The New Black Wall Street market pays homage to the original Black Wall Street that was destroyed by a white mob in Tulsa, Oklahoma, almost 100 years back. The original Black Wall Street was one of the most prominent and lucrative time when it comes to Black businesses until a white mob began a rampage through some 35 square blocks, destroying the community.

The goal behind this business project is to accomplish the mission of the original Black Wall Street Market. Allen Entrepreneurial Institute’s website states that,

“The mission is to increase the size and number of minority and women-owned businesses throughout the United States and globally. This new retail experience fosters operational excellence in areas such as product offerings, systems utilization, presentation, and customer service. Training/acceleration, marketing/advertising, and online sales support are some of the features available to merchants inside the Market.”

Matthew Hampton is the director of the New Black Wall Street.
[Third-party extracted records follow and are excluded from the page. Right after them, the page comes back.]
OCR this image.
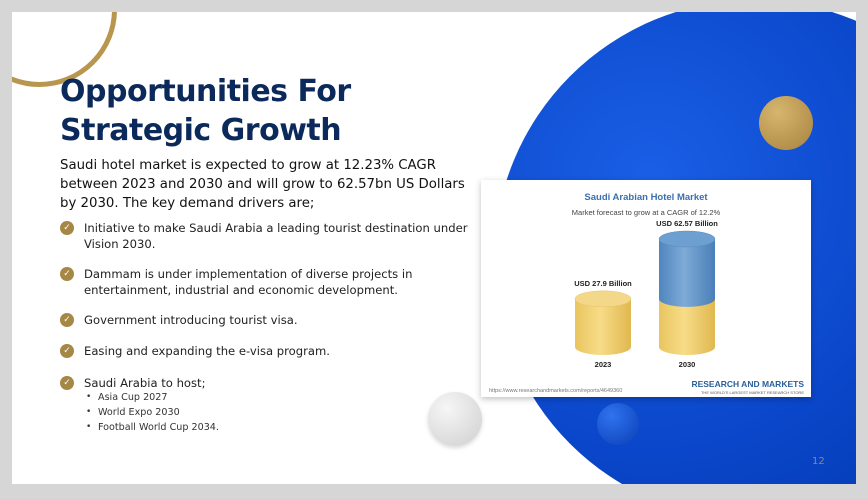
Opportunities For
Strategic Growth
Saudi hotel market is expected to grow at 12.23% CAGR between 2023 and 2030 and will grow to 62.57bn US Dollars by 2030. The key demand drivers are;
✓ Initiative to make Saudi Arabia a leading tourist destination under Vision 2030.
✓ Dammam is under implementation of diverse projects in entertainment, industrial and economic development.
✓ Government introducing tourist visa.
✓ Easing and expanding the e-visa program.
✓ Saudi Arabia to host;
• Asia Cup 2027
• World Expo 2030
• Football World Cup 2034.
Saudi Arabian Hotel Market
Market forecast to grow at a CAGR of 12.2%
USD 27.9 Billion
2023
USD 62.57 Billion
2030
https://www.researchandmarkets.com/reports/4649360
RESEARCH AND MARKETS
THE WORLD'S LARGEST MARKET RESEARCH STORE
12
He had an interview with WSB-TV last month before the grand opening, where he said that they have an area of 50,000 square feet to be used for the event. At the event, there were stages to give a real 360-degree experience. He also paid salute to the pioneering Africa American entrepreneurs who paved the way for this grand project to support the Black community.

The event had a great response from both people who visited from far away and Black vendors who sold a variety of items. The list includes books by Black authors, African-inspired outfits, and art pieces representing Black sororities and icons for African kings, queens, and great leaders like Malcolm X and Martin Luther King.

Bigger businesses were present as well including Trinity Ross from Trinity’s Organics, and  Charis McWhorter, the co-founder of Zoet Beauty Supply.